Continuously forced transient growth in oblique breakdown for supersonic boundary layers

Abstract

The early nonlinear transition process initiated by a small-amplitude pair of oblique waves is studied using both temporal numerical simulation and theoretical considerations. This investigation is performed under the flow conditions of the experiments by Corke et al. (AIAA J., vol. 40, 2002, pp. 1015–1018) who investigated a sharp $7^{\circ }$ cone in the NASA Mach 3.5 Quiet Tunnel. In particular, both the linear and the nonlinear mechanisms prior to transition onset are investigated in great detail as the physics of this regime predetermine the flow topology of the nonlinear transition zone. The objective of this study is (i) to advance the understanding of the underlying physical mechanisms relevant for the early nonlinear transition regime of oblique breakdown and (ii) to make the connection to oblique transition, the incompressible scenario for bypass transition investigated by Schmid & Henningson (Phys. Fluids A, vol. 4, 1992, pp. 1986–1989).
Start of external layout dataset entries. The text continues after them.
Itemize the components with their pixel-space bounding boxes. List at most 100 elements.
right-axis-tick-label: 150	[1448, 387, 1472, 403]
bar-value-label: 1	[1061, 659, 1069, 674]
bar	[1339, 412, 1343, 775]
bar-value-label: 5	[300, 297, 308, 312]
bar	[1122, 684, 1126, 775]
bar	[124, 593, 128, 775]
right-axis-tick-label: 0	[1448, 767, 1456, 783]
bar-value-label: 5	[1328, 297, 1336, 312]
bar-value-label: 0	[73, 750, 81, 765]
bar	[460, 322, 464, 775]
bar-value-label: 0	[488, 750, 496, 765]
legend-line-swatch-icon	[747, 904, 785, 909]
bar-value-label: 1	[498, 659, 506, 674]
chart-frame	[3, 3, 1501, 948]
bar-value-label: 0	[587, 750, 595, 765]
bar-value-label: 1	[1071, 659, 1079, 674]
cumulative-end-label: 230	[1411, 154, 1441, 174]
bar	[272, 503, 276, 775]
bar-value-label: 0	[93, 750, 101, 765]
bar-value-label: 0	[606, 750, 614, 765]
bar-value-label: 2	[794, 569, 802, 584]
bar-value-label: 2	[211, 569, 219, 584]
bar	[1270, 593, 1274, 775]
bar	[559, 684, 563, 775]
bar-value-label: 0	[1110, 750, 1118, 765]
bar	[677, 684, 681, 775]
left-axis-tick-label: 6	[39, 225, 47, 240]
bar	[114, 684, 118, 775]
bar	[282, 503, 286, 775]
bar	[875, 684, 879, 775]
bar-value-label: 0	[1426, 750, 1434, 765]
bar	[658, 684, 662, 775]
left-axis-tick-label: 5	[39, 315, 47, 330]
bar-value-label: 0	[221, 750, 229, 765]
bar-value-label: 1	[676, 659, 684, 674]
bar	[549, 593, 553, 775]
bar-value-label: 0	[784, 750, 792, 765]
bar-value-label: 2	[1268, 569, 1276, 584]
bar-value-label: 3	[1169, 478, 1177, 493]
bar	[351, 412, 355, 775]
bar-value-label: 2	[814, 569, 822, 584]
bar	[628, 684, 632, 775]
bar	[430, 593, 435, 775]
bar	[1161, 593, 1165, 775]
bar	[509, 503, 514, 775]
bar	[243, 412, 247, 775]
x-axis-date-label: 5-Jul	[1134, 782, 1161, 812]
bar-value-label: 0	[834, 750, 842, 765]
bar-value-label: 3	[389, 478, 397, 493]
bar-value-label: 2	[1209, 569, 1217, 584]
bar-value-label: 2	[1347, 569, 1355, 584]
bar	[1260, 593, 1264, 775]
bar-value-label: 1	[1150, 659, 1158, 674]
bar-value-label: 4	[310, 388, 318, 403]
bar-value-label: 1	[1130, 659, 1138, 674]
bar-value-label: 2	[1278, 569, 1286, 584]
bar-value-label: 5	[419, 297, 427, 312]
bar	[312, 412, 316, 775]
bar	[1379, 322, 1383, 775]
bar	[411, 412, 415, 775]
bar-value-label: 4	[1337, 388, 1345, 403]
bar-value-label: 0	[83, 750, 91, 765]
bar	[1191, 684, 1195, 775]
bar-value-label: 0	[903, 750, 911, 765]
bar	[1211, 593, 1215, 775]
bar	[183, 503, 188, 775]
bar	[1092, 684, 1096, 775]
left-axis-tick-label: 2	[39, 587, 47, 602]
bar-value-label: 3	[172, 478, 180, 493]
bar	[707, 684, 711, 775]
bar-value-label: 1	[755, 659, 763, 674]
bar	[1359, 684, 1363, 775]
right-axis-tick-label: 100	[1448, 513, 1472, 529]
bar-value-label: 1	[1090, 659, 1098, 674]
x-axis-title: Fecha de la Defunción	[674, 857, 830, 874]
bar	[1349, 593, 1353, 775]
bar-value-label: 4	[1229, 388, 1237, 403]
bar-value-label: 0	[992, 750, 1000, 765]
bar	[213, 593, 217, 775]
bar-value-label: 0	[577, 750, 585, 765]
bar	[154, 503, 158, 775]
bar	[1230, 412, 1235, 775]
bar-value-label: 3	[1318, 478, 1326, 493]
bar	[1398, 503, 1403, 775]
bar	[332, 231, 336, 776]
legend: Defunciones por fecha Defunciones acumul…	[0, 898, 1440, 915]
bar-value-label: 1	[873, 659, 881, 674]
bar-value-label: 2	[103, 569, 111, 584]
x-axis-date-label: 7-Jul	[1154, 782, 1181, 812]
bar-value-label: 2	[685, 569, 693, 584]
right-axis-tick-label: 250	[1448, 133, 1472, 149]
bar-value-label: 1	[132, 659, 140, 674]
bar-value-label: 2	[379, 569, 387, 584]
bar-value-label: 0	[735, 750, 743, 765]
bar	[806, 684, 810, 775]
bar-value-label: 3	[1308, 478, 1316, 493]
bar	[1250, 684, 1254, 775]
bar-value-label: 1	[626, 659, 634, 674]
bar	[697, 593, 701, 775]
The dominance of the longitudinal vortex mode in oblique breakdown is shown to be a consequence of a constantly forced transient growth instability. In particular, the primary pair of oblique waves serves as an ‘actuator’ that is permanently introducing disturbances into the longitudinal mode where these disturbances exhibit transient growth. The effect of the transient growth instability on the longitudinal mode is to raise its amplitude rather than change the growth rate of this mode.